Fraksi Golkar MPR RI Gelar Diskusi Publik, Bang Pur Tekankan Praktik Nyata Pendidikan Pancasila

Jakarta – Kilas Nusantara.id – Fraksi Partai Golongan Karya (Golkar) MPR RI kembali menggelar ruang dialektika melalui diskusi publik bertajuk “Pancasila sebagai Falsafah dan Dasar Negara: Penguatan Pendidikan Pancasila dalam Sistem Pendidikan Nasional”. Acara yang sarat makna kebangsaan ini dilangsungkan di Tangerang Selatan pada Kamis (17/9/2026).

Hadir sebagai narasumber utama mewakili legislator dari partai berlambang pohon beringin tersebut adalah Wakil Sekretaris Fraksi Partai Golkar MPR RI, H. Muhamad Nur Purnamasidi.

Dalam pemaparannya, tokoh yang akrab disapa Bang Pur ini mengingatkan kembali posisi strategis Pancasila sebagai pandangan hidup bangsa.

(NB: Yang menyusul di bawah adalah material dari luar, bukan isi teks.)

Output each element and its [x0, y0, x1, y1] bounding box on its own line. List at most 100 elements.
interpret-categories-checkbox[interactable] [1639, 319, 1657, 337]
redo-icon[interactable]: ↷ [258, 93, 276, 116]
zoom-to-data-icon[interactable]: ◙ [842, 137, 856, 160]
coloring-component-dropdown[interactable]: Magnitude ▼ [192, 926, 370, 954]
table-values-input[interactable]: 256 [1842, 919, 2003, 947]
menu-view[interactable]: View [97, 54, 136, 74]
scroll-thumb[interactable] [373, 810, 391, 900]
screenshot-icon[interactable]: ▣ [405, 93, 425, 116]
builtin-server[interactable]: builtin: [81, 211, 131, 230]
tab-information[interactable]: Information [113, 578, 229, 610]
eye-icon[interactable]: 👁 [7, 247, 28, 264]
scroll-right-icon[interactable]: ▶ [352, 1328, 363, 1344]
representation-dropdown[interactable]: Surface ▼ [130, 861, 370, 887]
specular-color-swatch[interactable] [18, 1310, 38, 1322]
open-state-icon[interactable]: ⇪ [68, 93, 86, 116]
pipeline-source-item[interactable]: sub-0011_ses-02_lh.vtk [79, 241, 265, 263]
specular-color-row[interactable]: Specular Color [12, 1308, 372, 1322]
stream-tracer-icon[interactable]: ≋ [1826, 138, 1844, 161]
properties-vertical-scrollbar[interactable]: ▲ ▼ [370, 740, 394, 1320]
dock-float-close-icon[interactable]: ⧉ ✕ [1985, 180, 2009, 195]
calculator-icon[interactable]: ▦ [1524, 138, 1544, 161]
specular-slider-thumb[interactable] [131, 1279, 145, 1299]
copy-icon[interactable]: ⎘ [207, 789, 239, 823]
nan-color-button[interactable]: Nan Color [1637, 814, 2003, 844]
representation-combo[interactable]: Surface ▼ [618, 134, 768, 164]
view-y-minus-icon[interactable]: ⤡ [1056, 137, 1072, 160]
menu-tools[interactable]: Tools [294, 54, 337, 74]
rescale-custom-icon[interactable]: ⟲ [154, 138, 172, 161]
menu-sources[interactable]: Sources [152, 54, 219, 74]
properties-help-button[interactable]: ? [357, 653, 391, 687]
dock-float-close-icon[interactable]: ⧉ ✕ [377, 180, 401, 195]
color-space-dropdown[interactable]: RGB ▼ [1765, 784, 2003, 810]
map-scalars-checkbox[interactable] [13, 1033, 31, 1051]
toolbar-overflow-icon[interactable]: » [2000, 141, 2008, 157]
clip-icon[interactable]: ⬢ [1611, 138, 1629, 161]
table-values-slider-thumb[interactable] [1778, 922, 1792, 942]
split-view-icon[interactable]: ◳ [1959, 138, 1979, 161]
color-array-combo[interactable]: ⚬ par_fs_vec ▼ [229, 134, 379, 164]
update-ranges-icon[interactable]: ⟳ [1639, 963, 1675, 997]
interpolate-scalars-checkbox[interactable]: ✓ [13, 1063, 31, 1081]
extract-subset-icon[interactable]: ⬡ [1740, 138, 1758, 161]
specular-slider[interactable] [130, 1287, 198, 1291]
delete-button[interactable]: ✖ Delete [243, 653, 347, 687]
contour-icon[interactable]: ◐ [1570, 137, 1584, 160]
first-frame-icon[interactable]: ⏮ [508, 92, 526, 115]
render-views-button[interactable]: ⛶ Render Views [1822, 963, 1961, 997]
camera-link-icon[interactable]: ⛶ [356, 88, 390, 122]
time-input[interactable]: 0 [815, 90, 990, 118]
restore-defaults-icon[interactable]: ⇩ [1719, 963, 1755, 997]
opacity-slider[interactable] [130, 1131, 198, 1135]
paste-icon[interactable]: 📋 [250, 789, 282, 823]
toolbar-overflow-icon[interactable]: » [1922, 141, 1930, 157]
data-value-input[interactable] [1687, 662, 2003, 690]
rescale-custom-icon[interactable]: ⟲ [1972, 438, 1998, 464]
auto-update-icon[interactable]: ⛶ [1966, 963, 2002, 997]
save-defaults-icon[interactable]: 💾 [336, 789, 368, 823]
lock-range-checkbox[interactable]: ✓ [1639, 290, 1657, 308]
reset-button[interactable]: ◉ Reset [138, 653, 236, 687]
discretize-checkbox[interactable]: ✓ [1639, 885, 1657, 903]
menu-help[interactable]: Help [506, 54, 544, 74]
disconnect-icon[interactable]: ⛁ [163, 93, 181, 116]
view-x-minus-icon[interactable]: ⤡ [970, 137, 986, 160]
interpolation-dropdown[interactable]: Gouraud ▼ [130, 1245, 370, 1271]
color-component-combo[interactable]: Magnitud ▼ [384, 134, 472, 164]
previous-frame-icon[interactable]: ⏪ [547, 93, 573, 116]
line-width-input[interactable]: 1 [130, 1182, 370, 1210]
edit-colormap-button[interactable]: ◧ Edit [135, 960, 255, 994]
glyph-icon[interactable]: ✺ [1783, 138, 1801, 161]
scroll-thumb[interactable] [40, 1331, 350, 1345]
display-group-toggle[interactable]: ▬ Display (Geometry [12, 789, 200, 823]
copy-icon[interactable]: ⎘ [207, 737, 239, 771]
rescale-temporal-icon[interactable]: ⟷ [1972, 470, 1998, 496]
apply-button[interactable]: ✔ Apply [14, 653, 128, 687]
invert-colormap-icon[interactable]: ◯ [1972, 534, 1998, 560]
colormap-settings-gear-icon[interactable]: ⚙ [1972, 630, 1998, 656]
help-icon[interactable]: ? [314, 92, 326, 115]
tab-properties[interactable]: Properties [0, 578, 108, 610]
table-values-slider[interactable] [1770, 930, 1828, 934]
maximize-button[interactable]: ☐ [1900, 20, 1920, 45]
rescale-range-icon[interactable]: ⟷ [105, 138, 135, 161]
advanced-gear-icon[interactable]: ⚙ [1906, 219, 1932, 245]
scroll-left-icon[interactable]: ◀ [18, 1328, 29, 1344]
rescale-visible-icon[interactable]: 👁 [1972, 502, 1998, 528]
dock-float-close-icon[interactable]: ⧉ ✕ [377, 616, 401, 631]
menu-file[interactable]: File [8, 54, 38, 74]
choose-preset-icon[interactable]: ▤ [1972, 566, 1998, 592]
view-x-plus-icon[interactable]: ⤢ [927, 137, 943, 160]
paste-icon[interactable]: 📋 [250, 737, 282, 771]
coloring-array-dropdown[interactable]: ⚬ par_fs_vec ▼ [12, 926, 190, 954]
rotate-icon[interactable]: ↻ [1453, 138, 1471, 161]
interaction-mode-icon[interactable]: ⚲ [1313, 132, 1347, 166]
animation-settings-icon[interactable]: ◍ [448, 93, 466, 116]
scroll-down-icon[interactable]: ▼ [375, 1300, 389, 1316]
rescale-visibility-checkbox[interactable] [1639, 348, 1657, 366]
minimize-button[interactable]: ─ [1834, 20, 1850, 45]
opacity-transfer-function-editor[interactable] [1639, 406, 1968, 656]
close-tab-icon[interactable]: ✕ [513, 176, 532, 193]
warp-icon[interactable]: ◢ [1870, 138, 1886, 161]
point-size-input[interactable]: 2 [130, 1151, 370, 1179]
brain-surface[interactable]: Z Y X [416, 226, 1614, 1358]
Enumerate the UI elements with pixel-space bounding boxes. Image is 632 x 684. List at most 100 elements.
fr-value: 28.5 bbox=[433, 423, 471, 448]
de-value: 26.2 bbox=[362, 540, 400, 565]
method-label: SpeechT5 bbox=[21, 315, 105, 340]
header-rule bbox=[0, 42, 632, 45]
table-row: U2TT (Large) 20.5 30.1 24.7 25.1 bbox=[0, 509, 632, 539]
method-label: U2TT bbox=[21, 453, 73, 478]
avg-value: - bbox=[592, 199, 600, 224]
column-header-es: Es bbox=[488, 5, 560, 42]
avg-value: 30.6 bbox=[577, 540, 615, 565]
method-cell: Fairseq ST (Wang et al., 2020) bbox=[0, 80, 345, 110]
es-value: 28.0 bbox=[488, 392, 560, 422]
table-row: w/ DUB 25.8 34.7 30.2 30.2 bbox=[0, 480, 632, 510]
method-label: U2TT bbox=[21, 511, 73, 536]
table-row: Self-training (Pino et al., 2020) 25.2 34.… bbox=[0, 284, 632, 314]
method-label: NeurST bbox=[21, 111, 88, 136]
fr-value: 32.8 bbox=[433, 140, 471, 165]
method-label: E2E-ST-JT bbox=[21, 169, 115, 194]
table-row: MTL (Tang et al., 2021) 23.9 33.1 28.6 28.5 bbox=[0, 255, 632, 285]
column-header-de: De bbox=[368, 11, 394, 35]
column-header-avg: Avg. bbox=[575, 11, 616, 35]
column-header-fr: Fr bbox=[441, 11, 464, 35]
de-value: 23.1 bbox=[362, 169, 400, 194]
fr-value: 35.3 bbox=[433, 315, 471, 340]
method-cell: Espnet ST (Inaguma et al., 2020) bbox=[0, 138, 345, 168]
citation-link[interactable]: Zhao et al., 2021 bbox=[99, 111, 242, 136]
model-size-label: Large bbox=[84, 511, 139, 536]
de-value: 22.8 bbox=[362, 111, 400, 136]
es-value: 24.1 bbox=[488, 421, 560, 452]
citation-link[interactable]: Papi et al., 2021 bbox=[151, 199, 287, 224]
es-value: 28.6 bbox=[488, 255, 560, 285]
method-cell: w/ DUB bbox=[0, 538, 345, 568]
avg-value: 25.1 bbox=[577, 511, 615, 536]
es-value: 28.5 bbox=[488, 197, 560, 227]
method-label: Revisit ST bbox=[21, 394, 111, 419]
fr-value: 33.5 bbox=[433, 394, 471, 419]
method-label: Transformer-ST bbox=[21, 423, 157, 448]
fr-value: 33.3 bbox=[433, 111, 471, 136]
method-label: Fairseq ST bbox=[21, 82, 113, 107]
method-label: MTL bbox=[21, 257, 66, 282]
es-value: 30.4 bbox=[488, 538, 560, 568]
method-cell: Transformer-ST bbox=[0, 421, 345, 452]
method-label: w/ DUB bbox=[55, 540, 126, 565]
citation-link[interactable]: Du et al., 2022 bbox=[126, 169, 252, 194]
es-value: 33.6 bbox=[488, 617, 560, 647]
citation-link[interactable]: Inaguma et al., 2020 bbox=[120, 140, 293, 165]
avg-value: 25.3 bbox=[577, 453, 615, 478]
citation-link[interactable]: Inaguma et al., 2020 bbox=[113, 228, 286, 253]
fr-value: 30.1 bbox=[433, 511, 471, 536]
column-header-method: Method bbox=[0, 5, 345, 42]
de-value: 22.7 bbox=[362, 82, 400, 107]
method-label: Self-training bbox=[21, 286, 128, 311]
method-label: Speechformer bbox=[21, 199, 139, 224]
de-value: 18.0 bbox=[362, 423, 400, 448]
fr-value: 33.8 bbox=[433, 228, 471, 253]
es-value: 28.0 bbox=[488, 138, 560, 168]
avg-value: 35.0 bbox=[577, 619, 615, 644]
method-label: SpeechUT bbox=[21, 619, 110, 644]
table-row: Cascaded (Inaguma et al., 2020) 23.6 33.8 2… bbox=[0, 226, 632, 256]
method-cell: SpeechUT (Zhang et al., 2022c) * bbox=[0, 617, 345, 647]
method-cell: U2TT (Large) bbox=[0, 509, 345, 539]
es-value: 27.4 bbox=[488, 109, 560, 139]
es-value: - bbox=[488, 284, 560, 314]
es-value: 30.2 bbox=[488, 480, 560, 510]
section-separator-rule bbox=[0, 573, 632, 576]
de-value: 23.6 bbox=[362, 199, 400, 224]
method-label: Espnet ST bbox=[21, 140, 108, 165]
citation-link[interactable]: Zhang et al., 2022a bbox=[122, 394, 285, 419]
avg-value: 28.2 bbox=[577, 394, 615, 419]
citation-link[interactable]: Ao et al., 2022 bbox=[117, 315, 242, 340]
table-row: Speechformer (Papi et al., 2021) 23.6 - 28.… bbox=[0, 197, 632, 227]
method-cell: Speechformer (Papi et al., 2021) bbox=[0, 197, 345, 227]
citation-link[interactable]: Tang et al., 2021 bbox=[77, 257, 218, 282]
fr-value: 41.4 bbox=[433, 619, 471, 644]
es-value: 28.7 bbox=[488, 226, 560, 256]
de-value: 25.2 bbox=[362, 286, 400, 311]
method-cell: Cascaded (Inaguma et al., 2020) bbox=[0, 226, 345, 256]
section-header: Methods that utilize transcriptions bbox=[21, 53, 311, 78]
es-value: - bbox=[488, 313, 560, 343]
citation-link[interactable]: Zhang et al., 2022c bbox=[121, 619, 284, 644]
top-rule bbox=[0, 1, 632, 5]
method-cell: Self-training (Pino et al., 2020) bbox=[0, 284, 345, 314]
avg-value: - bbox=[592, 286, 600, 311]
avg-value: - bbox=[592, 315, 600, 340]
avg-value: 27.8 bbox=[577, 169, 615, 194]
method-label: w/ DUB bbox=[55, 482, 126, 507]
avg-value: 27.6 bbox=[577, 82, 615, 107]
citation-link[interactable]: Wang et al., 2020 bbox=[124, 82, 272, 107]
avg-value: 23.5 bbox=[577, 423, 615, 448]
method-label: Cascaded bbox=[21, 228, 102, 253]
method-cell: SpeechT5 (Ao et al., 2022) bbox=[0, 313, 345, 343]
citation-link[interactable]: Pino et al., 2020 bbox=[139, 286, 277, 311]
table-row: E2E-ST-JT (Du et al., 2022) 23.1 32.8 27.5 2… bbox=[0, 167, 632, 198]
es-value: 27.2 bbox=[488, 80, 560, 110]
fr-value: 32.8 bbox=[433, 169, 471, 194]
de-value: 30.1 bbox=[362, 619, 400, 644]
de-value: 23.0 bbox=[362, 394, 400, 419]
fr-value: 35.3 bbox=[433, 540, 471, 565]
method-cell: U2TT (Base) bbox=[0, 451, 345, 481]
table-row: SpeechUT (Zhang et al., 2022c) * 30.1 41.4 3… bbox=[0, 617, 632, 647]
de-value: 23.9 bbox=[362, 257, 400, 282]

Ia menegaskan, Pancasila tidak boleh sekadar berhenti menjadi simbol kenegaraan yang kaku, melainkan harus hidup sebagai sumber nilai yang memandu cara berpikir, bersikap, hingga landasan dalam mengambil setiap keputusan.

“Pendidikan Pancasila perlu bergerak menuju pengalaman, pembiasaan, refleksi, dan tindakan nyata,” tegas Bang Pur di hadapan para peserta diskusi.

Bang Pur juga menyoroti sejarah panjang dinamika pendidikan karakter di Indonesia yang kerap mengalami bongkar-pasang nomenklatur. Mulai dari era Pendidikan Moral Pancasila (PMP), beralih menjadi Pendidikan Pancasila dan Kewarganegaraan (PPKn), hingga saat ini kembali disederhanakan menjadi Pendidikan Pancasila.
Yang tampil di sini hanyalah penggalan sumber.